OPINION

LETTRE À LA MINISTRE DE LA SANTÉ FÉDÉRALE L’évaluation des pesticides est-elle entre les mains de Monsanto ?

Madame la ministre Ginette Petitpas Taylor, la semaine dernière, un juge américain a statué que certains des pesticides les plus vendus au Canada avaient contribué au cancer de DeWayne Johnson et que Monsanto avait sciemment caché ces risques.

Pas plus tard que l’année dernière, vous affirmiez encore que l’ingrédient actif de ces pesticides – le glyphosate – ne posait pas de risques inacceptables pour les Canadiens. À n’en point douter, ce verdict vous oblige à reconsidérer cette conclusion. 

Ce n’est pas seulement ce verdict qui devrait vous inquiéter, toutefois. Le procès a divulgué des documents qui révèlent que Monsanto a eu recours à des prêtes-plumes pour colporter de faux faits scientifiques minimisant les risques de cancer de ses produits malgré le fait que l’entreprise connaissait l’ampleur réelle de ces risques depuis des décennies. Elle investit massivement dans son service interne – « Freedom to Operate » – qui a pour mandat de réfuter toute étude scientifique, tout chercheur ou tout organisme de réglementation qui tente de révéler le potentiel cancérogène du glyphosate. 

Des documents internes révèlent encore que Monsanto a négocié directement avec des scientifiques de l’Agence de protection de l’environnement des États-Unis (EPA) afin qu’elle minimise l’évaluation des risques de cancer.

Puis, des représentants de l’EPA ont tout fait en leur pouvoir afin que Monsanto ait la voie libre, tout en empêchant les autres chercheurs d’étudier les liens entre le glyphosate et le cancer. À la suite d’un tel comportement outrepassant les politiques et les lignes directrices de l’EPA, le département américain de la Justice a ouvert une enquête. 

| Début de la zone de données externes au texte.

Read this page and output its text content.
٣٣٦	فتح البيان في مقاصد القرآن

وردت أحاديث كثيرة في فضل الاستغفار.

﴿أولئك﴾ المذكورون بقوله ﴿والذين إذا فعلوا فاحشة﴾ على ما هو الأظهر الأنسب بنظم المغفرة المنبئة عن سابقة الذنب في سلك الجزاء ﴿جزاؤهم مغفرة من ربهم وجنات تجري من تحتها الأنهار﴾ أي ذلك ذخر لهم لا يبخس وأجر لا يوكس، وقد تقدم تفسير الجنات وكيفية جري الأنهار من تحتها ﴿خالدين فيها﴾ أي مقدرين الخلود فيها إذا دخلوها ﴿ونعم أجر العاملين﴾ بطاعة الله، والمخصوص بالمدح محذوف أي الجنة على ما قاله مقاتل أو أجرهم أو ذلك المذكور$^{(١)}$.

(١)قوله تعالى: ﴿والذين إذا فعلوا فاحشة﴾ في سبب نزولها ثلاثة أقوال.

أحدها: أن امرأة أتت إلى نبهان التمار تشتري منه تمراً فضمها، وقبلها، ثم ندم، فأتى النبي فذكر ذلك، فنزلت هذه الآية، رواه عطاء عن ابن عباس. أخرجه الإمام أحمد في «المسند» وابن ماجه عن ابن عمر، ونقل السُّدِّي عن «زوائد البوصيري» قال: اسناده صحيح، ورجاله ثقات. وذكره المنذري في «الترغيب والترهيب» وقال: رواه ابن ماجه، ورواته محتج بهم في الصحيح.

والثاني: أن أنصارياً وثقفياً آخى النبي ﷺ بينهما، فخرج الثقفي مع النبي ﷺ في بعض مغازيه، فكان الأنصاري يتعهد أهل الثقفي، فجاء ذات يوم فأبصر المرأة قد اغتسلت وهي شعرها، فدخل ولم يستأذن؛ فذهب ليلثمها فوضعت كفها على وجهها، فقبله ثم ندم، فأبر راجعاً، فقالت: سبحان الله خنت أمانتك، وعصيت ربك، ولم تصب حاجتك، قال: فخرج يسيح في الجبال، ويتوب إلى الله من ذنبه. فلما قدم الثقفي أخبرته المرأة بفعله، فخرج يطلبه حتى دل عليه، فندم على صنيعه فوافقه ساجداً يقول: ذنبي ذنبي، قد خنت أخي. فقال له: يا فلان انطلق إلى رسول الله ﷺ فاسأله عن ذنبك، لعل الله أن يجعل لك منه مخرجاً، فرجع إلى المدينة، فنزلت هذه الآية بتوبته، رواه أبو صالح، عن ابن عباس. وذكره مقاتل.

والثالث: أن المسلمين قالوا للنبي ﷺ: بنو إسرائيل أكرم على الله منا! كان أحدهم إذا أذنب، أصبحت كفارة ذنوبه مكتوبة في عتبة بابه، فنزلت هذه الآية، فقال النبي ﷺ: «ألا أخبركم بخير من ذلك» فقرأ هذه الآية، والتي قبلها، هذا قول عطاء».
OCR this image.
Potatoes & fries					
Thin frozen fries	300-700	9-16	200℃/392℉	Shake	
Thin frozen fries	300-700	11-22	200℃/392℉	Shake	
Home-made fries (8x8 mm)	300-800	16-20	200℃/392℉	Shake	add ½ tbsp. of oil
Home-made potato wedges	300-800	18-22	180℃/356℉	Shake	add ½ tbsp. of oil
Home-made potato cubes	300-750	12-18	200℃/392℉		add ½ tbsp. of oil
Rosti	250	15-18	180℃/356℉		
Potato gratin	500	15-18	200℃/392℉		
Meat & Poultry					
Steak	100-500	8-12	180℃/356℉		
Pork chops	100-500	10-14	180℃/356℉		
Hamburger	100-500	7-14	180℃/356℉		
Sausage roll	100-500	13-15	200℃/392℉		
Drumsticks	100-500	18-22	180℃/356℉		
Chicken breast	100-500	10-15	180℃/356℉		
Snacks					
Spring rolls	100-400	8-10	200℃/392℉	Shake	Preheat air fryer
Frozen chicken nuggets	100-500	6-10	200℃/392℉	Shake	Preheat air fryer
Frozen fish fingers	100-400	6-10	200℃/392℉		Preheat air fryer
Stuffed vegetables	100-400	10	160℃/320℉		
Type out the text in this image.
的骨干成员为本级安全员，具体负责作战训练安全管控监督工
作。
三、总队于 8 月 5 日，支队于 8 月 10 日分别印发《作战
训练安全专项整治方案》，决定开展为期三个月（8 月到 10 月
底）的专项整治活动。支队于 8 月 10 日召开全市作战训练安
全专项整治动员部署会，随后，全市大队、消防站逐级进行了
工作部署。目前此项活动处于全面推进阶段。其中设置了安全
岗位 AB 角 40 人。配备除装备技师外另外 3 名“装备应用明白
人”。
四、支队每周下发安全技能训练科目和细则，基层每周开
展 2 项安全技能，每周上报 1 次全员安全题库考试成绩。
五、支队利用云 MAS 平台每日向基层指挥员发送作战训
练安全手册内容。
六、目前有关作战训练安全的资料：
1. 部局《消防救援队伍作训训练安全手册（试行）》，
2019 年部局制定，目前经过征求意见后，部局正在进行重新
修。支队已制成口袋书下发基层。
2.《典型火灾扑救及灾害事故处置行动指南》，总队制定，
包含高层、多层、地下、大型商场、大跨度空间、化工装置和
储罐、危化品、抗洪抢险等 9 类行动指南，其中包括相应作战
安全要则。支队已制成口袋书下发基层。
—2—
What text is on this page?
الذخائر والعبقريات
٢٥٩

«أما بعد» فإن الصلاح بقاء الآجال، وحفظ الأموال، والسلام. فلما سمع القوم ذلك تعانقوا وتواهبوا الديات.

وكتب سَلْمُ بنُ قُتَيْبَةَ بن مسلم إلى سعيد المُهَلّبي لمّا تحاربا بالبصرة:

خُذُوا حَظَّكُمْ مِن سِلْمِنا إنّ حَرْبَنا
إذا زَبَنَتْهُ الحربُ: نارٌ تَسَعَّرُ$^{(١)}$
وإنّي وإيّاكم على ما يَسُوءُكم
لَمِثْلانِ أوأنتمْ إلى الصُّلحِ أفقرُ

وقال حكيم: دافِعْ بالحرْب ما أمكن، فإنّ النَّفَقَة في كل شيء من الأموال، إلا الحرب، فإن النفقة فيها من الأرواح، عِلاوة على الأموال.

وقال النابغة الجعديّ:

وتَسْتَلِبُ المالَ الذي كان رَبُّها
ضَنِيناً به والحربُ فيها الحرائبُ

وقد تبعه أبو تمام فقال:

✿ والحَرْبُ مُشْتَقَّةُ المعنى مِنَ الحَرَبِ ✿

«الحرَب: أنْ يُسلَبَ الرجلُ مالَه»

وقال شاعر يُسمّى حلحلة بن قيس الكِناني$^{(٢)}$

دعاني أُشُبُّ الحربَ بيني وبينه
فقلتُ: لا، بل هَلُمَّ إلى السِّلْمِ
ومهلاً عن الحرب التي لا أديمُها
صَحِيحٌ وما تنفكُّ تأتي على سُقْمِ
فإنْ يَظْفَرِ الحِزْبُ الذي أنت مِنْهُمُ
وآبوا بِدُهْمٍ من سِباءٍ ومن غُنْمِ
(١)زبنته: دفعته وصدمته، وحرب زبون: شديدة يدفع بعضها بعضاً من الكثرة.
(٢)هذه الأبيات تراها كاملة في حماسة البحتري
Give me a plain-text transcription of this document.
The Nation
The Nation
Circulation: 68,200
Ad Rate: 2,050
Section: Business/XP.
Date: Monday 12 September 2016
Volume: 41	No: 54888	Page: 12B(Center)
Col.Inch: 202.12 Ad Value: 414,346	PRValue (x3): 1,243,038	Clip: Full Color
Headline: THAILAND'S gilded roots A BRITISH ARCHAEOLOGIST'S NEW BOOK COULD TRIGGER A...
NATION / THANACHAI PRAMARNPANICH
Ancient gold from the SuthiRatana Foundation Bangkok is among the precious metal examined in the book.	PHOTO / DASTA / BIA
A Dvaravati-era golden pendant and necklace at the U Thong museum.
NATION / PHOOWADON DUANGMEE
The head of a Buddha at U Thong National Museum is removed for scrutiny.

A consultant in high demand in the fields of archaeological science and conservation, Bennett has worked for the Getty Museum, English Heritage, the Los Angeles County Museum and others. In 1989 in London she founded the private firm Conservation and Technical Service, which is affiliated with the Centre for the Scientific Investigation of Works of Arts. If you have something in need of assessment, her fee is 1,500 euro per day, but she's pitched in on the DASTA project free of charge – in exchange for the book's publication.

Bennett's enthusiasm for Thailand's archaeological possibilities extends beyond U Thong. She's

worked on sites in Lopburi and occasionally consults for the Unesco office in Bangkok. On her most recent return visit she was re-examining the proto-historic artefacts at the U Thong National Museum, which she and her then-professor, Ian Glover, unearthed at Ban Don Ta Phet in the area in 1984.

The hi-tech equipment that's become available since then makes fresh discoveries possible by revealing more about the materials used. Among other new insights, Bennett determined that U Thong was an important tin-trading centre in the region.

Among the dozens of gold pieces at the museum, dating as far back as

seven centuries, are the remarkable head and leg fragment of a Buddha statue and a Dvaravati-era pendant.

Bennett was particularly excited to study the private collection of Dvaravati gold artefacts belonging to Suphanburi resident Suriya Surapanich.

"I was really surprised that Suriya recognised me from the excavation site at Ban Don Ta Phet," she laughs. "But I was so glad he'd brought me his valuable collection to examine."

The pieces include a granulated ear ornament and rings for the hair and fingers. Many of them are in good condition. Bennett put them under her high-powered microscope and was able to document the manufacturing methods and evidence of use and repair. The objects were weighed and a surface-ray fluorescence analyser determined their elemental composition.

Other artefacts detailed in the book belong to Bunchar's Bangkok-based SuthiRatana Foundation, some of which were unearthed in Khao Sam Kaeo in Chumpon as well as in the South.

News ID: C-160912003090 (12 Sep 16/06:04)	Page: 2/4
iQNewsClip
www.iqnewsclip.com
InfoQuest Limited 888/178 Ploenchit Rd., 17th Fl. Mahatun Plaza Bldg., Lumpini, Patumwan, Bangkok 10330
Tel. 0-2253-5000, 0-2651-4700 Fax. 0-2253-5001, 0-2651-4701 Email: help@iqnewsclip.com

Au-delà des États-Unis, le Canada

Ce problème ne touche pas seulement les États-Unis. L’évaluation du glyphosate par Santé Canada a été menée conjointement avec l’EPA, et se fonde en grande partie sur des recherches effectuées par Monsanto pour tirer ses conclusions. 

En juillet 2017, Équiterre et ses partenaires déposaient un avis d’opposition à Santé Canada sur son évaluation du glyphosate, soulevant des inquiétudes sur le fait que cette dernière avait échoué à considérer et avait même rejeté d’importantes données scientifiques sur les risques du glyphosate pour la santé publique et les écosystèmes. 

Considérant les preuves révélées en cour et le verdict lui-même, nous vous exhortons à revoir la décision de votre ministère de réautoriser l’utilisation du glyphosate au Canada pour les 15 prochaines années. Il n’est plus possible de conclure en toute confiance que le glyphosate ne pose aucun risque inacceptable pour notre santé. 

Donnez aux Canadiens l’assurance que votre décision n’est pas influencée par les géants de l’industrie agrochimique, mais plutôt fondée sur des données scientifiques crédibles comme l’exigent les lois et les politiques de votre gouvernement, et comme le méritent les citoyens. 

L’Allemagne, la France et l’Autriche ont pris des mesures afin de restreindre sévèrement ou de bannir l’utilisation du glyphosate au cours des trois à cinq prochaines années. Nous vous exhortons à mener une nouvelle évaluation du glyphosate, à créer un comité formé de scientifiques indépendants pour mener cette évaluation, et à décider à nouveau si le glyphosate est suffisamment sûr pour être utilisé au Canada.

Nous demandons également que vous lanciez une enquête interne quant à la validité des documents consultés par l’Agence de réglementation de la lutte antiparasitaire (ARLA), ses procédures, ainsi que sa collaboration avec l’EPA et Monsanto afin d’établir si Monsanto, l’ARLA ou les fonctionnaires canadiens ont menti ou agi à l’encontre de la loi au cours de la procédure qui a mené à la reconduction de l’homologation du glyphosate. 

La crédibilité du processus d’évaluation auquel vous soumettez les pesticides – et bien sûr notre santé – est compromise si vous ne prenez pas immédiatement les mesures qui s’imposent.